During the schools, children were told to never speak their own language, wear their traditional clothes or practice their own religion. This was a foundation of acclimation by the government to remake the children into acceptable white society members. What it did was tell the children their cultures were not worthy of living side-by-side Anglo, African American and other cultures.

Let’s help lay our victims to rest

As a child, I well remember my great-grandmother telling me to be glad I can “pass” (as white) because “it is a shame to be Indian.”

Occasionally, I feel her as I fight to make Indigenous voices heard. Grandmother did not attend a boarding school, but family stories from the schools ensured she knew that being Indian was “less than,” and that she should try to be more Anglo.

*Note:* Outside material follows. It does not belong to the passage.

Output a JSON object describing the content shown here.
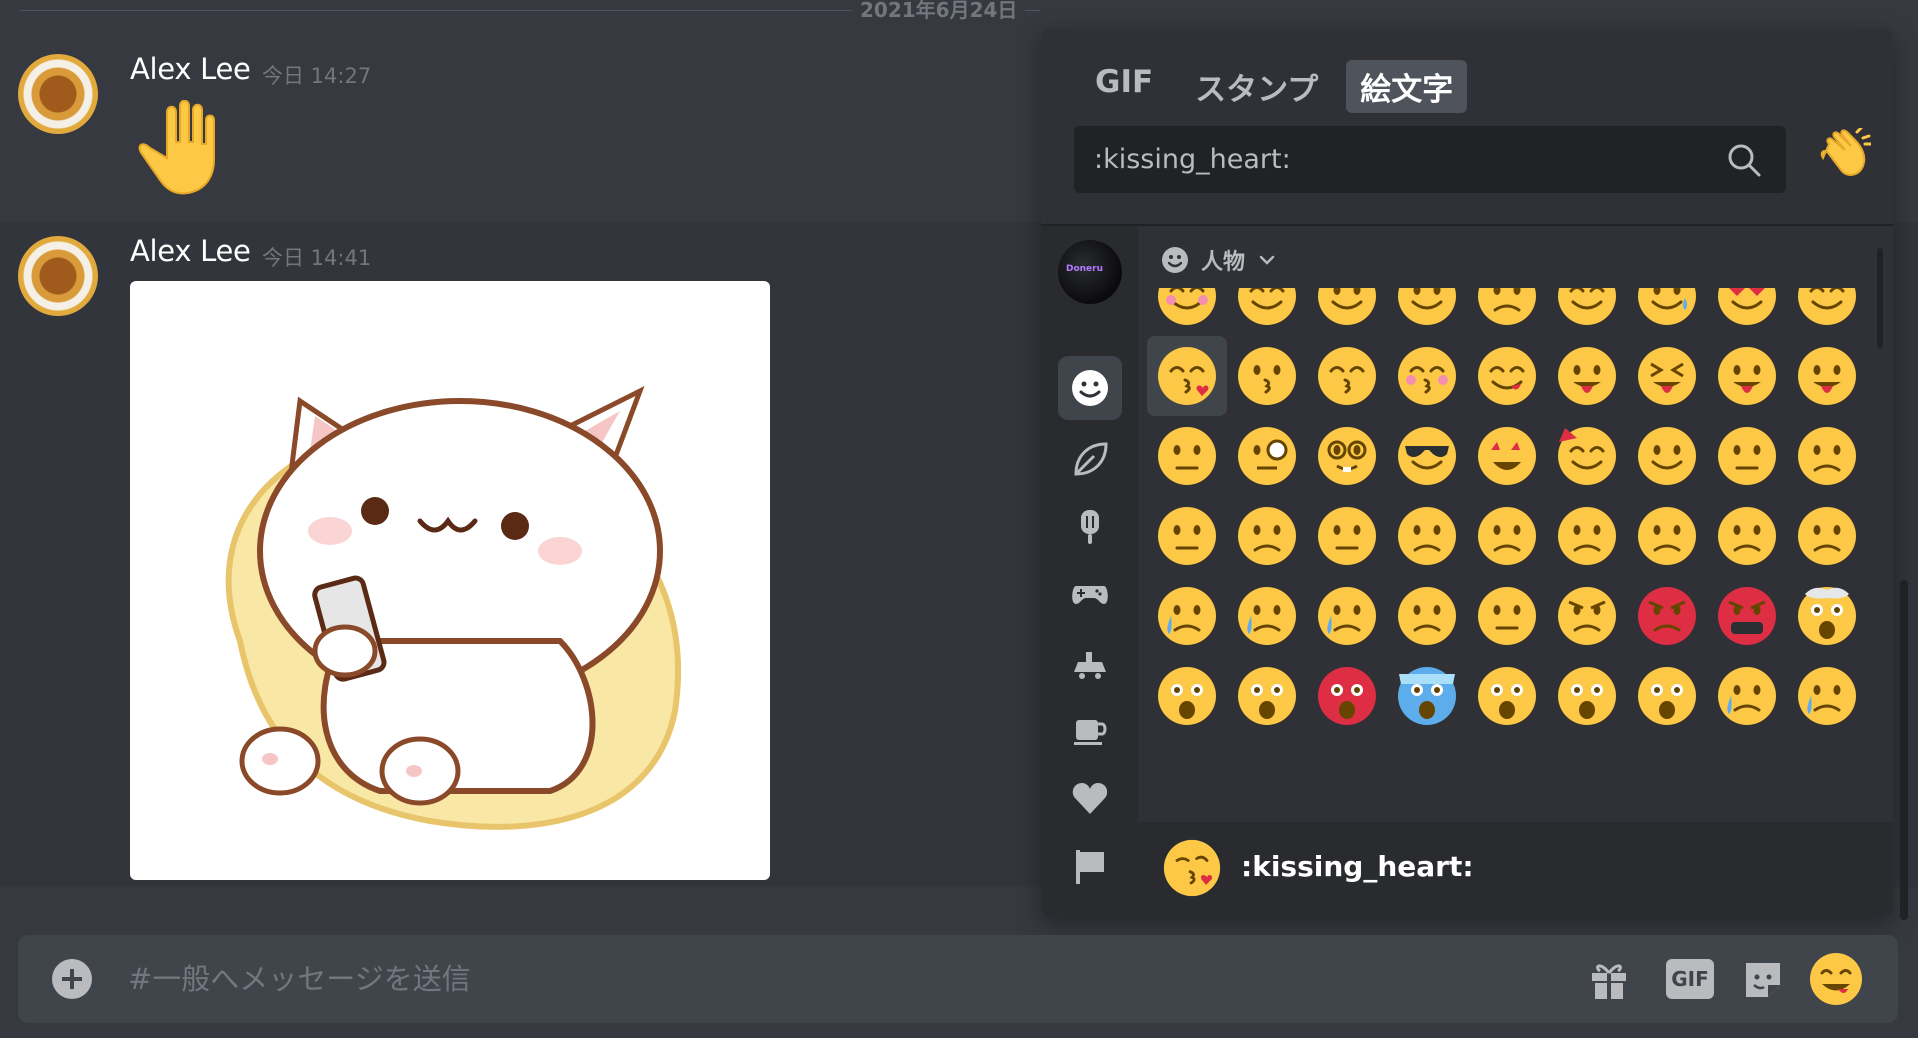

She died in 1978 still feeling that shame, which was passed on to her children, grandchildren and great-grandchildren.

To some Indigenous people, saying sorry is not enough to the Native Americans, Alaska Natives and Hawaiian Natives who endured the schools. But as a first step, Biden promised to make good on the restoration of Indigenous languages that were lost or are endangered and to provide mental health services for still-suffering families.

By laying a framework to address the ongoing trauma, Biden’s apology on behalf of the government is a good acknowledgement of what happened. Another good step would be to recover the rest of the bodies of the children killed and buried at the schools. Laying the children to rest with their families would be an active part of the healing process.

It has taken several lifetimes to reach this point. Indigenous people do hope Biden’s speech at Gila River is just the beginning, not the ending, to healing so many broken lives and families.

An award-winning journalist and public relations professional, Rebecca “Becky” Tallent was a journalism faculty member at the University of Idaho for 13 years before her retirement in 2019. She is of Cherokee descent and is a member of the Native American Journalists Association and the Society of Professional Journalists. She and her husband, Roger Saunders, live in Moscow, Idaho, with their two cats.